J’ai oublié les leçons apprises. Mais je n’ai pas oublié avec quelle facilité on peut les dévorer, avec quelle faim l’on peut traverser les difficultés. Je n’ai jamais oublié le gros coup de fouet de la survie, l’adrénaline qu’elle te procure: tu es un survivant. Il y a quelque chose de certainement malsain là-dedans, dans cette obsession de repousser ses limites, de tendre vers cet instant vacillant comme l’insecte vers la seule ampoule allumée. C’est peut-être cette même lumière qui m’attire vers le nord, la nuit polaire, le froid glacial, la solitude, l’incompréhension des autres: autant d’obstacles à dépasser. Autant de dangers, toujours surmontables. Mais pour quoi, pour qui?

Voyager en voilier

Et là je m’imagine franchir le passage de Drake alors que je ne suis même pas foutue de sortir un voilier du port. Et c’est un détail, car tout s’apprend. J’aime les risques, certes, mais pas ceux qui sont inconsidérés. J’aime m’entraîner pour les terrasser, les mettre à plat d’un gros coup de poing. Je ne serai pas inconsciente, j’apprendrai.
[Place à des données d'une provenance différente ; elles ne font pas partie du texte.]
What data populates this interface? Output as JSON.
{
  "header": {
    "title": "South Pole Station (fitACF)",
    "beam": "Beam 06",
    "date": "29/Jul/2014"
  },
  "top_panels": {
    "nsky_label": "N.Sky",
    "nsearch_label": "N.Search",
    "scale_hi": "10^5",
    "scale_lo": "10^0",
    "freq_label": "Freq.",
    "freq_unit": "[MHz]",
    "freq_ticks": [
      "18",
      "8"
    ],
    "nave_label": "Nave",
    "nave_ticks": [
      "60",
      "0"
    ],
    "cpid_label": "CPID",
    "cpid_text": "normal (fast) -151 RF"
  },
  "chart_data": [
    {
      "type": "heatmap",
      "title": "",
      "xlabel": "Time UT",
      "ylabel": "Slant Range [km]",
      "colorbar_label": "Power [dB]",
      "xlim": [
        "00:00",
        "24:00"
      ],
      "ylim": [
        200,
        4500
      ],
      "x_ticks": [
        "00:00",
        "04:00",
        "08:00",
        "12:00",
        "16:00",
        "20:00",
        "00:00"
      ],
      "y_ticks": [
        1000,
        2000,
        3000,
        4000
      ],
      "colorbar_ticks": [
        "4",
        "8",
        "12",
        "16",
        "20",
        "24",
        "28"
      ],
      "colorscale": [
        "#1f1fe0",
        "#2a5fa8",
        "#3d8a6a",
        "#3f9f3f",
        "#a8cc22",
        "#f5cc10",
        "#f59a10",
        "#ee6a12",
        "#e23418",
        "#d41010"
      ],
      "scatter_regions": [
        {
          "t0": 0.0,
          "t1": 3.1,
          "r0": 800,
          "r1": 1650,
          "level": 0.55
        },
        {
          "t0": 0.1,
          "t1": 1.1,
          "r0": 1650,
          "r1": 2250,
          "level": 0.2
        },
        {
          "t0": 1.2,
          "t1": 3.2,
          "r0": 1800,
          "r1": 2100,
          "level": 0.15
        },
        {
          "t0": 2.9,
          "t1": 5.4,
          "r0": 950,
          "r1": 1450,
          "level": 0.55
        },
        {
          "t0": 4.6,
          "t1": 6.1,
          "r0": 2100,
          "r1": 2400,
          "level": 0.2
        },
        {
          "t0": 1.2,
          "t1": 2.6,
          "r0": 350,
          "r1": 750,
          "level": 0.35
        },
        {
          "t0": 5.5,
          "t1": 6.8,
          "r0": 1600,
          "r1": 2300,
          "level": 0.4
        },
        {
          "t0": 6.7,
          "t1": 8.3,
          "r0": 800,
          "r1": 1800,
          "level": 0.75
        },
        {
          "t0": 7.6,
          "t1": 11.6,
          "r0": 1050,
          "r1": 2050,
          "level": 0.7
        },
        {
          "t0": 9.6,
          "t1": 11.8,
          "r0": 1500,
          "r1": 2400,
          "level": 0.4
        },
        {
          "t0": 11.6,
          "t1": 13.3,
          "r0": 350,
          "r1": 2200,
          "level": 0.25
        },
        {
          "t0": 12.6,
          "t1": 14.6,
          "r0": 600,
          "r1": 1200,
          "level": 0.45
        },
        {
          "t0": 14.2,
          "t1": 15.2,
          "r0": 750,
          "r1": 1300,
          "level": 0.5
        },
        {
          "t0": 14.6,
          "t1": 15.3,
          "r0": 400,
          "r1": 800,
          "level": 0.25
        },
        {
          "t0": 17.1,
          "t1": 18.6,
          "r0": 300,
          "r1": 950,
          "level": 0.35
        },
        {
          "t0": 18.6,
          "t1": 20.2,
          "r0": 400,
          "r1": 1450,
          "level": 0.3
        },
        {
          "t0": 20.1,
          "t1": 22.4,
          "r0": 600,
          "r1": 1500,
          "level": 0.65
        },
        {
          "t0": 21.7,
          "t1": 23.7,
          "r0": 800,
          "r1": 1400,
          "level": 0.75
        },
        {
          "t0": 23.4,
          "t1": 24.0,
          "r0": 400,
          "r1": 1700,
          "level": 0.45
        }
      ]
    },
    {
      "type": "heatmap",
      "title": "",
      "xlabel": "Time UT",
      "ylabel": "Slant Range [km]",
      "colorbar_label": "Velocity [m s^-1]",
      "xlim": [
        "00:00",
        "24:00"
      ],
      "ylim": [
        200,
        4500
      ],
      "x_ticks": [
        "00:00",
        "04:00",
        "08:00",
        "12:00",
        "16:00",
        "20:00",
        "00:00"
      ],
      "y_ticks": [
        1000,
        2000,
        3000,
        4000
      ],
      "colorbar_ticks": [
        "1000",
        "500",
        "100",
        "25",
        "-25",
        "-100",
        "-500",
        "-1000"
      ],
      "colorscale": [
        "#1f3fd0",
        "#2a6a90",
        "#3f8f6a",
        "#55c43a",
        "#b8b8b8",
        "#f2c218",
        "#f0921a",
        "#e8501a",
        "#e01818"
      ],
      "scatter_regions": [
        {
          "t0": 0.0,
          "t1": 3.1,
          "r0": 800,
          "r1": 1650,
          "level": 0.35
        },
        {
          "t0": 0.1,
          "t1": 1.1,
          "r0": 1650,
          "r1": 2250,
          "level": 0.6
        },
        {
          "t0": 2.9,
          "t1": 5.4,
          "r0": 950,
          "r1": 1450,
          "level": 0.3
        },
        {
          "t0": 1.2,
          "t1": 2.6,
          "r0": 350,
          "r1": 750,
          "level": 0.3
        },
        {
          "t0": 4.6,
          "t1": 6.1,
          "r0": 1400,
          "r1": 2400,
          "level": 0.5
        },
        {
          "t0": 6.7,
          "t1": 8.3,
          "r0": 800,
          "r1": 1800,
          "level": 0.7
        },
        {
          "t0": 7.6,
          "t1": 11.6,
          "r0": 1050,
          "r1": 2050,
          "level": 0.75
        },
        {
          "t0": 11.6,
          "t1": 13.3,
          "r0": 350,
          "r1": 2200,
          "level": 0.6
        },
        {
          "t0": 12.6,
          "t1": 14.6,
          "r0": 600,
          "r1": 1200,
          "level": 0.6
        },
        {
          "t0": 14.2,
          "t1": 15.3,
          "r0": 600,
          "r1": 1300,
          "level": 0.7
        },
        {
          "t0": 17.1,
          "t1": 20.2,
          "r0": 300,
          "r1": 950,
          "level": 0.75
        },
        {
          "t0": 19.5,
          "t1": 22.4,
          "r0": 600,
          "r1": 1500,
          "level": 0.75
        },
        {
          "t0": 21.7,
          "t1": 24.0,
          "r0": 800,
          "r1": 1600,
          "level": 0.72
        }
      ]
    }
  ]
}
« Alors me voilà dans le Drake. Un premier iceberg. Le temps est vraiment dégueulasse, comme attendu. J’ai envie de vomir depuis environ 17 heures mais je tiens le cap vers le Pacifique. La mer? Ma mère ingrate. Le vent? Ma voix, mon sang. Ma liberté, de vivre ou de mourir ici. Mais pour quoi, pour qui? »

C’est ainsi que je l’imagine. Il y a un peu de soleil de temps en temps, des vagues bien entendu, il y a la vitesse de mon petit voilier, l’eau salée glacée qui de temps en temps me paralyse la face et le vent, le vent qui ne me laisse aucun répit. Je devine mon chat se terrer au fond de la cale, les griffes bien plantées sur un coussin. Il a l’habitude d’être secoué, mais là je crois qu’il regrette le poisson bien frais qui se balance dans son estomac.

Voyager en voilier

Je me vois seule. Pour la première fois de ma vie, je me vois seule. J’ai vaincu l’ennui et la solitude et je ne saurai me l’expliquer. Comment? Les trains de mes autres mondes m’auraient-ils guéri? Ou serait-ce la violence de l’autre, le coup de trop?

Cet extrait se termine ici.